Au terme de leur passage dans le projet, notre mesure effectuée à l’aide d’échelles [1]L’estime de soi a été mesurée à l’aide d’une échelle de Rosenberg et le locus of control à l’aide des indicateurs développés par Latina, J., Rastoldo, F., Ferro Luzzi, G. & … Continue reading montre une amélioration générale de l’estime que les jeunes ont pour eux-mêmes ainsi qu’un déplacement vers le sentiment de contrôler leur vie plutôt que de dépendre d’évènements externes sur lesquels ils n’auraient pas de prise. 

Ces résultats font l’objet d’une mesure expérimentale dans ce type d’étude et doivent être considérés avec prudence. En effet, notre échantillon est restreint et nous ne disposons pas d’une même mesure pour un groupe contrôle de jeunes qui n’auraient pas participé au projet.
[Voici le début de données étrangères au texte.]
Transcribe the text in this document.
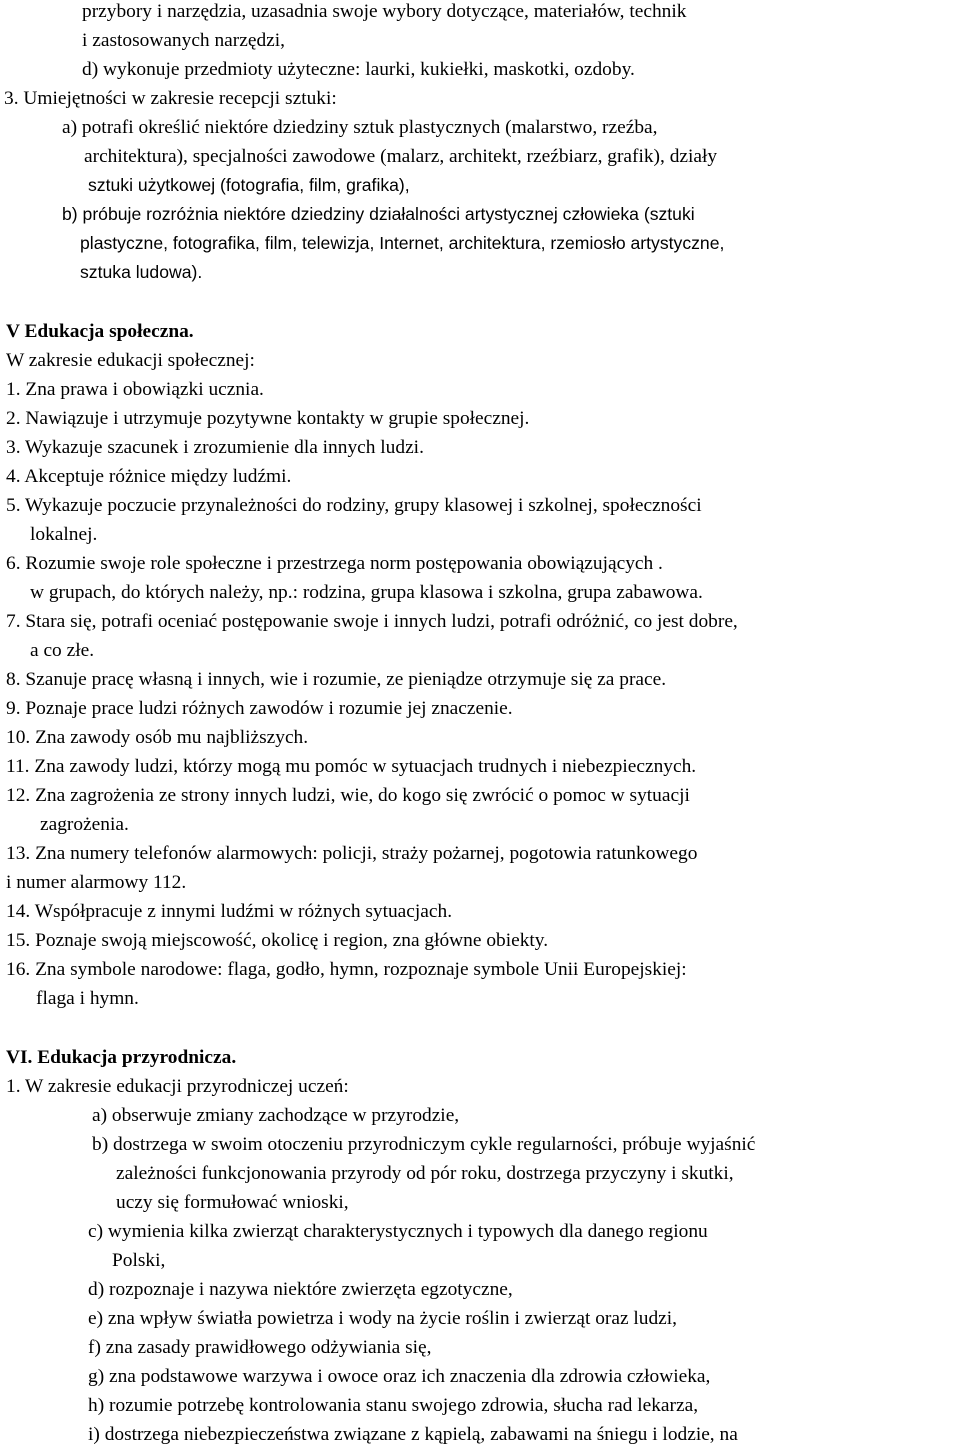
przybory i narzędzia, uzasadnia swoje wybory dotyczące, materiałów, technik
i zastosowanych narzędzi,
d) wykonuje przedmioty użyteczne: laurki, kukiełki, maskotki, ozdoby.
3. Umiejętności w zakresie recepcji sztuki:
a) potrafi określić niektóre dziedziny sztuk plastycznych (malarstwo, rzeźba,
architektura), specjalności zawodowe (malarz, architekt, rzeźbiarz, grafik), działy
sztuki użytkowej (fotografia, film, grafika),
b) próbuje rozróżnia niektóre dziedziny działalności artystycznej człowieka (sztuki
plastyczne, fotografika, film, telewizja, Internet, architektura, rzemiosło artystyczne,
sztuka ludowa).
V Edukacja społeczna.
W zakresie edukacji społecznej:
1. Zna prawa i obowiązki ucznia.
2. Nawiązuje i utrzymuje pozytywne kontakty w grupie społecznej.
3. Wykazuje szacunek i zrozumienie dla innych ludzi.
4. Akceptuje różnice między ludźmi.
5. Wykazuje poczucie przynależności do rodziny, grupy klasowej i szkolnej, społeczności
lokalnej.
6. Rozumie swoje role społeczne i przestrzega norm postępowania obowiązujących .
w grupach, do których należy, np.: rodzina, grupa klasowa i szkolna, grupa zabawowa.
7. Stara się, potrafi oceniać postępowanie swoje i innych ludzi, potrafi odróżnić, co jest dobre,
a co złe.
8. Szanuje pracę własną i innych, wie i rozumie, ze pieniądze otrzymuje się za prace.
9. Poznaje prace ludzi różnych zawodów i rozumie jej znaczenie.
10. Zna zawody osób mu najbliższych.
11. Zna zawody ludzi, którzy mogą mu pomóc w sytuacjach trudnych i niebezpiecznych.
12. Zna zagrożenia ze strony innych ludzi, wie, do kogo się zwrócić o pomoc w sytuacji
zagrożenia.
13. Zna numery telefonów alarmowych: policji, straży pożarnej, pogotowia ratunkowego
i numer alarmowy 112.
14. Współpracuje z innymi ludźmi w różnych sytuacjach.
15. Poznaje swoją miejscowość, okolicę i region, zna główne obiekty.
16. Zna symbole narodowe: flaga, godło, hymn, rozpoznaje symbole Unii Europejskiej:
flaga i hymn.
VI. Edukacja przyrodnicza.
1. W zakresie edukacji przyrodniczej uczeń:
a) obserwuje zmiany zachodzące w przyrodzie,
b) dostrzega w swoim otoczeniu przyrodniczym cykle regularności, próbuje wyjaśnić
zależności funkcjonowania przyrody od pór roku, dostrzega przyczyny i skutki,
uczy się formułować wnioski,
c) wymienia kilka zwierząt charakterystycznych i typowych dla danego regionu
Polski,
d) rozpoznaje i nazywa niektóre zwierzęta egzotyczne,
e) zna wpływ światła powietrza i wody na życie roślin i zwierząt oraz ludzi,
f) zna zasady prawidłowego odżywiania się,
g) zna podstawowe warzywa i owoce oraz ich znaczenia dla zdrowia człowieka,
h) rozumie potrzebę kontrolowania stanu swojego zdrowia, słucha rad lekarza,
i) dostrzega niebezpieczeństwa związane z kąpielą, zabawami na śniegu i lodzie, na
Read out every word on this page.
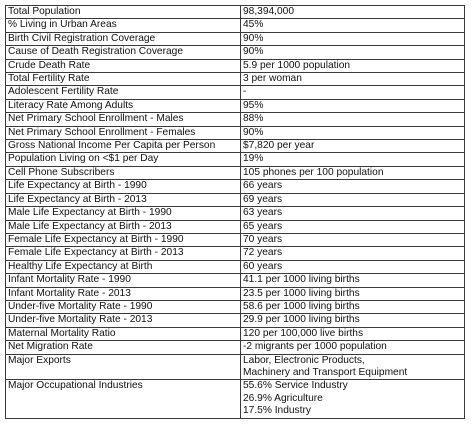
Total Population	98,394,000
% Living in Urban Areas	45%
Birth Civil Registration Coverage	90%
Cause of Death Registration Coverage	90%
Crude Death Rate	5.9 per 1000 population
Total Fertility Rate	3 per woman
Adolescent Fertility Rate	-
Literacy Rate Among Adults	95%
Net Primary School Enrollment - Males	88%
Net Primary School Enrollment - Females	90%
Gross National Income Per Capita per Person	$7,820 per year
Population Living on <$1 per Day	19%
Cell Phone Subscribers	105 phones per 100 population
Life Expectancy at Birth - 1990	66 years
Life Expectancy at Birth - 2013	69 years
Male Life Expectancy at Birth - 1990	63 years
Male Life Expectancy at Birth - 2013	65 years
Female Life Expectancy at Birth - 1990	70 years
Female Life Expectancy at Birth - 2013	72 years
Healthy Life Expectancy at Birth	60 years
Infant Mortality Rate - 1990	41.1 per 1000 living births
Infant Mortality Rate - 2013	23.5 per 1000 living births
Under-five Mortality Rate - 1990	58.6 per 1000 living births
Under-five Mortality Rate - 2013	29.9 per 1000 living births
Maternal Mortality Ratio	120 per 100,000 live births
Net Migration Rate	-2 migrants per 1000 population
Major Exports	Labor, Electronic Products,
Machinery and Transport Equipment

Major Occupational Industries	55.6% Service Industry
26.9% Agriculture
17.5% Industry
Cela étant, nous pouvons tout de même esquisser quelques hypothèses quant à l’influence de la participation au projet PP2 sur le niveau d’estime d’eux-mêmes des jeunes et leur sentiment de contrôler par eux-mêmes leur vie. Nos mesures basées sur des échelles utilisées dans le questionnaire ont été complétées par des entretiens avec les jeunes. L’analyse de ces entretiens montre que les jeunes verbalisent assez facilement le sentiment d’avoir repris de la confiance en eux-mêmes.

Par exemple Chiara qui, à l’entrée dans le projet, témoignait d’une très faible estime d’elle-même explique clairement au terme de son parcours à BAB-VIA le sentiment d’avoir retrouvé de la confiance et une image positive d’elle-même.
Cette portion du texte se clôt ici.